Censuravam-lhe o humor de corrosão, a inserção do riso em tudo, quando o que diziam ser piada era só uma forma de piar. Assim falava aquele que chorava sorrindo. Vizinha, a morte lhe fazia visitas, e os dois ali se embebedavam com vinho rascante e davam roufenhas e boas gargalhadas, rindo de tudo, mesmo que nem tudo fosse de todo risível. Por empréstimo de Herman Hesse, tudo é um jogo de contas de vidro, um faz-de-conta de tudo, num jogo de sábios. Dizia. As pessoas gostam de jogar, e delas há que jogam mal, por isso perdem, e se perdem de si mesmas.

Censuravam-no pelos excessos de seu caráter mordaz, meio que levando tudo a fio de ironia, na base da pilhéria. Ele estava um pouco à frente. Não entendiam a verve do verbo que o exacerbava. As páginas que ele escrevia. Seriedade? Não levem a literatura demasiadamente a sério, mas apenas o suficiente para sustentá-la. A literatura é também uma forma de brinquedo.
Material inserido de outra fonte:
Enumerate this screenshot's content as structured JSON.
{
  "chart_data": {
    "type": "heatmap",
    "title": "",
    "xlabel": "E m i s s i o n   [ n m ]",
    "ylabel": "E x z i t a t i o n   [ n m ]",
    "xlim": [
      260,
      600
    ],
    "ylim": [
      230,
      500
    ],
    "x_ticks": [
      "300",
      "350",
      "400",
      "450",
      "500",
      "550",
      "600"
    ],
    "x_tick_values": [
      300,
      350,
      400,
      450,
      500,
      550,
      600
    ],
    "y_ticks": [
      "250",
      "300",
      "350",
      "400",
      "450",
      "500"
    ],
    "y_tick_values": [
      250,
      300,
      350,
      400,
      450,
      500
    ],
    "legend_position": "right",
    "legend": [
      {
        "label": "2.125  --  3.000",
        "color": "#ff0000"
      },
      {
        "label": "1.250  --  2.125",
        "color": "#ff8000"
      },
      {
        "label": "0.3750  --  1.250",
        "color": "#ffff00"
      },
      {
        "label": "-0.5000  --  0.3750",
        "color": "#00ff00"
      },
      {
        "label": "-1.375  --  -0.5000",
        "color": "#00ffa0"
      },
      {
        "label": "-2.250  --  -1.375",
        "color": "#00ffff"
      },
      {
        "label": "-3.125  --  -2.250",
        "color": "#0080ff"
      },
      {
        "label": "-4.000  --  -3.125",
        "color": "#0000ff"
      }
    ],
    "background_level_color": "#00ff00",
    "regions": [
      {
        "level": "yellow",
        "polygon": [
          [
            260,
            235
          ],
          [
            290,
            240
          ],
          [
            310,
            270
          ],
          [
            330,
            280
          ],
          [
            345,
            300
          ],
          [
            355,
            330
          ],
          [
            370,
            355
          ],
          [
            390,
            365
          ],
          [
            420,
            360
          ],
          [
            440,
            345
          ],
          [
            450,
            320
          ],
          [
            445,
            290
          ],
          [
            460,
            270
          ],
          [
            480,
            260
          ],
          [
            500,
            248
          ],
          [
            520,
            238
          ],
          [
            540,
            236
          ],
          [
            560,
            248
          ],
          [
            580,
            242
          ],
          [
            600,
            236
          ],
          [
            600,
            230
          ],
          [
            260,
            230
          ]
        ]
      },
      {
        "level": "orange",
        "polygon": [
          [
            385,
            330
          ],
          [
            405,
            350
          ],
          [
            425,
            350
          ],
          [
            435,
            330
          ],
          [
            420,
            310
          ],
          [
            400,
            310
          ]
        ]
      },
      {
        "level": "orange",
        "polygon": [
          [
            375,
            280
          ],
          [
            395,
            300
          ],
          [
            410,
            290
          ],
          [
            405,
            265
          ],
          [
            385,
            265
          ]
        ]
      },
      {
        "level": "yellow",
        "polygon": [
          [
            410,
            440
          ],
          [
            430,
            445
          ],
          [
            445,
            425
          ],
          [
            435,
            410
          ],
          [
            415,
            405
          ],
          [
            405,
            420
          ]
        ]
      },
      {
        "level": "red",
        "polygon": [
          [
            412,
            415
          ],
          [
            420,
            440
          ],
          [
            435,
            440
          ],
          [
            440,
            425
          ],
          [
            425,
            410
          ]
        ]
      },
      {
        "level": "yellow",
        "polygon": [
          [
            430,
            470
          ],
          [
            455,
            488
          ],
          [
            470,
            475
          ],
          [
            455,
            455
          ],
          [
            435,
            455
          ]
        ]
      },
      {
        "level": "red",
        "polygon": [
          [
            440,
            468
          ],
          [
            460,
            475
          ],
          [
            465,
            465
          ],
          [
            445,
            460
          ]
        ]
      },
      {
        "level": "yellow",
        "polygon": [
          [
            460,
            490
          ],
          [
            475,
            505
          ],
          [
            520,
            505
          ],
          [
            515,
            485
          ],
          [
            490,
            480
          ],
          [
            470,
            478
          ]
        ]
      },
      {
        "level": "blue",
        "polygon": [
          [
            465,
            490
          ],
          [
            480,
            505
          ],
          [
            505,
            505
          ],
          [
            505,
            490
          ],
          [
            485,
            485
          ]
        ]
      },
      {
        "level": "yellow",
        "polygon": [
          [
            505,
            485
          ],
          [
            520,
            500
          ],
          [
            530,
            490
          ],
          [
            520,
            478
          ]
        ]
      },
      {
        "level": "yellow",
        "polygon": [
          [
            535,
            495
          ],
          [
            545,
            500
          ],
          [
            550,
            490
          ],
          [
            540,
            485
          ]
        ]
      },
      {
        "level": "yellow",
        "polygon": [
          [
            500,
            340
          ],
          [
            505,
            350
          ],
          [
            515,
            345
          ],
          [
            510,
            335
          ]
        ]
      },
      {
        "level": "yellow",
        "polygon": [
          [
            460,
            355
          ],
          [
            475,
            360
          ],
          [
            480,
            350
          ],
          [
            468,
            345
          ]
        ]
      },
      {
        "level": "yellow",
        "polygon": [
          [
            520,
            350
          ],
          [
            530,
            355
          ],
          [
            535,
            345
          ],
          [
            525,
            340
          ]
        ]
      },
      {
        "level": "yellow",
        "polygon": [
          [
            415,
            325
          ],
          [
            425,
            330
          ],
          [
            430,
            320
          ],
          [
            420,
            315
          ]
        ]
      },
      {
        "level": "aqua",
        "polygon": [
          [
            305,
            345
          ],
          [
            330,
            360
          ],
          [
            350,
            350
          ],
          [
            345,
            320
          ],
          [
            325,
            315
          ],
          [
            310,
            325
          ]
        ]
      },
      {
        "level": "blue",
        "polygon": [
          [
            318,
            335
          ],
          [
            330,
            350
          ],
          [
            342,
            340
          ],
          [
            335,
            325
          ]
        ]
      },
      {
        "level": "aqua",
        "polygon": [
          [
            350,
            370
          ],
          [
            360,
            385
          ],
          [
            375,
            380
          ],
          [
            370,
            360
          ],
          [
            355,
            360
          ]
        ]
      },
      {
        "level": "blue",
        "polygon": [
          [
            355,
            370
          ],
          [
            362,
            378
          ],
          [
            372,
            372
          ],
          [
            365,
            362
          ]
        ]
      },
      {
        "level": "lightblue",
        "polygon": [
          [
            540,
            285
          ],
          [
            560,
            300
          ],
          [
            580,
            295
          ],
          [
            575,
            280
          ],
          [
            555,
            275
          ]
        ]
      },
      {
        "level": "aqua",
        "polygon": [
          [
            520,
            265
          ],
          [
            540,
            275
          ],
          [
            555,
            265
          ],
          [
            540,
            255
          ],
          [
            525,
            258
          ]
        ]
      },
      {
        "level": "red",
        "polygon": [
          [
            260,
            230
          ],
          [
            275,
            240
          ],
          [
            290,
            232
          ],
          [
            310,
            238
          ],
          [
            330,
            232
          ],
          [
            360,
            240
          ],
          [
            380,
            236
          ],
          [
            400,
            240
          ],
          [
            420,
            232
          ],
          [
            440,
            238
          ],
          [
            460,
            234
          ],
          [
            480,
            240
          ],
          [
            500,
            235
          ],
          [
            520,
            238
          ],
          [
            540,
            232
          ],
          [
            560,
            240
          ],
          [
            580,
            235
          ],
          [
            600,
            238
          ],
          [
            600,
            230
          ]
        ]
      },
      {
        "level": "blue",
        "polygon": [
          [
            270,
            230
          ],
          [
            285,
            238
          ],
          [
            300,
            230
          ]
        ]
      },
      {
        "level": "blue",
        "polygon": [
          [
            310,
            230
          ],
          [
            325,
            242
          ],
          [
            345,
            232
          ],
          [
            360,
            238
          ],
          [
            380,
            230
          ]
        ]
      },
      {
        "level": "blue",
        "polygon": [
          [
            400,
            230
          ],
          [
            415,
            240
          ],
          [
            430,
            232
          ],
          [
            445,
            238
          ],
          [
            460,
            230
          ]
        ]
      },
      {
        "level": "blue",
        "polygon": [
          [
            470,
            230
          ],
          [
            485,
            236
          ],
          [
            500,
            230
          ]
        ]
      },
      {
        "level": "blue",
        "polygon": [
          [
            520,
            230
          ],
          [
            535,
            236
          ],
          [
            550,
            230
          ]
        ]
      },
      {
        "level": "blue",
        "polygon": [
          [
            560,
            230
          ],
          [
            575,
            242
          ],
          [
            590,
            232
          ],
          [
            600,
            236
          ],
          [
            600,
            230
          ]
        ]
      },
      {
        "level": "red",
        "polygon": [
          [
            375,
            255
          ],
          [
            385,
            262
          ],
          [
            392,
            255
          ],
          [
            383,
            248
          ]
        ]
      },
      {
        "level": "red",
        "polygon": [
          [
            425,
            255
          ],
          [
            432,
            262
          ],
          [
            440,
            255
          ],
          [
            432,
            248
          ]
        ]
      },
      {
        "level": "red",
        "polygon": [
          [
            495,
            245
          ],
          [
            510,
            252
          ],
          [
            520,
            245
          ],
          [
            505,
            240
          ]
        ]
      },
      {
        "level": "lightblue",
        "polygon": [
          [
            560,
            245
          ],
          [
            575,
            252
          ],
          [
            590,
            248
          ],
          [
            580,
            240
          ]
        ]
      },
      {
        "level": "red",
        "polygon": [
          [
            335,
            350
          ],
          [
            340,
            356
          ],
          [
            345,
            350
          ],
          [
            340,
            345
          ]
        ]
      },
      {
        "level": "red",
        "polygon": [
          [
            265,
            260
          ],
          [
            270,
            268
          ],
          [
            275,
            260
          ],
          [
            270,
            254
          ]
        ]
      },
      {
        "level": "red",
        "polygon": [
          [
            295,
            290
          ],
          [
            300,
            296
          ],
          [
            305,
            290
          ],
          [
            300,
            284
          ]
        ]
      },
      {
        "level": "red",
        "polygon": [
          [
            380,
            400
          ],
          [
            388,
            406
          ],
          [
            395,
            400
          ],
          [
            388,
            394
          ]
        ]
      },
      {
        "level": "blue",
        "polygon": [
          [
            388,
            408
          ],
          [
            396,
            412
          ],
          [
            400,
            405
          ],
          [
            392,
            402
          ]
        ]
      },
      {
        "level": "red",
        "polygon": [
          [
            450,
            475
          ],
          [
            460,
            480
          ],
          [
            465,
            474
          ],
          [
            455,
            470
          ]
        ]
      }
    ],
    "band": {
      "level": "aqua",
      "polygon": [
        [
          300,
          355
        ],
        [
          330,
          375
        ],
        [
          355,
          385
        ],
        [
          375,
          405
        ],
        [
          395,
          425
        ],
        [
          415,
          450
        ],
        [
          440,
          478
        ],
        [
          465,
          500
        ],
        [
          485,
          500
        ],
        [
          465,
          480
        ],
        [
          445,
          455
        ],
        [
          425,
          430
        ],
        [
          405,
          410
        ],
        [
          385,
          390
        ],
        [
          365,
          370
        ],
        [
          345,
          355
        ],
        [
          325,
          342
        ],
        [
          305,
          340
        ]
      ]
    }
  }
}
É tudo um jogo. Descarto minhas cartas. E tanto se me faz como tanto se me fez.

E mais ele dizia. A grande certeza da vida é uma só, sejamos ou não fatalistas. Outra certeza é que caixão não tem gavetas, é só uma caixa de ossos, em face do que não importa seriedade muita. A morte é o passaporte da vida para não se sabe se ou que itinerário.

Assim falava aquele que, ao falar do homem, de outro não falava senão de si mesmo. O vento apague seus rastros. O tempo apague seu nome. Terá sido ele, então, apenas uma ilusão dos senhores. Lembranças às vossas digníssimas consortes. Porque elas, sim, jamais o esquecerão. Porque ninguém esquece aquele que nunca existiu, mesmo porque o que não existe não é lembrado, o que não se mostra não é visto, todavia podendo que se esqueça daquele que realmente existe, ou que tenha de fato existido.

Bem-aventuradas aquelas que, com as pétalas dos lábios e seus belos vestidos, passam pelo não-existido como quem passa passeando pela vida. Benditas criaturas. São as bagas de uva da Terra. Em cima da rocha, no mundo encantado do não-existente, ele as observa com ternura. A escolhida, aquela que sentiu nos cabelos o toque de dedos como um sopro de brisa, leva do campo a florzinha invisível que ele colheu e nela colocou.